Here are the steps you can take:
- Make sure you file on time, so you’re not liable for interest and penalties.
- Make certain that whoever prepares your return is familiar with your local valuation system.
- Conduct regular asset reviews to see which assets really exist, where they’re located and whether they’re still being used.
- Remember, your opinion of value is important. For example, depreciation tables can indicate one value for office furniture, but if you are a garage owner, grease and oil can age your furniture faster.
- Watch for personal property that may be confused with real estate, such as office fixtures and built-in electronics. Personal property is assigned a shorter life span than real estate, so its reported value will be lower. If you report assets as personal property, don’t count them as real estate, too, and pay double tax.

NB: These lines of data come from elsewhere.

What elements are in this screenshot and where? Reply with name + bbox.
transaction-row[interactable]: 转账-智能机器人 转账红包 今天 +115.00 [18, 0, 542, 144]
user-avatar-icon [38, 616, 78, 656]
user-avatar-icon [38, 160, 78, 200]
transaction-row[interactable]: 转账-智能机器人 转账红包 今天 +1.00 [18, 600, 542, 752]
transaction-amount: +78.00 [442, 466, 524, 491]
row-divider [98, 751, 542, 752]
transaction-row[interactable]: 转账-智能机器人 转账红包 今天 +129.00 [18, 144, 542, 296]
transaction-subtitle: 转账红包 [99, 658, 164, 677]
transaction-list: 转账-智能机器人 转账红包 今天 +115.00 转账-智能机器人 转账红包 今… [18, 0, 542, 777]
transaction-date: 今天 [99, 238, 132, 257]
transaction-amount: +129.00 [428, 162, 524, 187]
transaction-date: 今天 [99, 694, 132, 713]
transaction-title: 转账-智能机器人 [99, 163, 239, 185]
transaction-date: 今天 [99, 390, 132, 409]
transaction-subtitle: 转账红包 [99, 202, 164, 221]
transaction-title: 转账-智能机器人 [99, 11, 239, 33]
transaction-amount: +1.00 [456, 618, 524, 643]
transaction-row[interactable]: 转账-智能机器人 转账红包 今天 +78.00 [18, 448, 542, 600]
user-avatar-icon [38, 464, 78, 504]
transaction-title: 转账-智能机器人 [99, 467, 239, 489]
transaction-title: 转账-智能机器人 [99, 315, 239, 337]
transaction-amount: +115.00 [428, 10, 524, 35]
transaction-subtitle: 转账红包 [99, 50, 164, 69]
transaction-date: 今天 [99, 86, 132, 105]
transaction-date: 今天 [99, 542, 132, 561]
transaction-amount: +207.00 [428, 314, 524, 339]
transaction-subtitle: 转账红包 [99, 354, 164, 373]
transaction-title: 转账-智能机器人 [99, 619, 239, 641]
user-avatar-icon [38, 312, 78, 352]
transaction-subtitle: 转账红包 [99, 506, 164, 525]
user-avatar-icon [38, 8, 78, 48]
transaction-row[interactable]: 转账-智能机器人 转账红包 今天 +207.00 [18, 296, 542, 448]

- If you lease equipment, examine your lease agreement to be certain who pays the personal property tax: the lessee or the lessor. Also, be aware if you lease equipment out, that different rates can apply in different jurisdictions.
- Remove property you have stopped using from your asset rolls. Don’t ignore property just because it has been fully depreciated for income tax purposes.
- Be aware that the value of equipment used in business areas that are declining (e.g., timber, tobacco, fishing) can be significantly less than depreciation tables show.
- Be aware of special exemptions. Pollution abatement equipment, for example, may qualify for a lower tax.
- If equipment is used more than one shift a day, a different depreciation table should apply that takes into account the additional wear and tear.
- On taxable property you built yourself, be sure to separate costs that don’t add to value, such as those attributable to construction disruptions or permit problems.
- If you purchase used assets, take care that they are not assessed using the same depreciation schedule as similar new equipment.
- When you present your list of assets to the assessor, make certain that they are classified correctly. If you depend on a busy assessor’s office to do this for you, a clerk may enter your equipment into the wrong class. And you could be assessed too much.
If you think you have a case for lower taxes, make it. Says South Florida IB owner Covert, “I tell people to go for it.”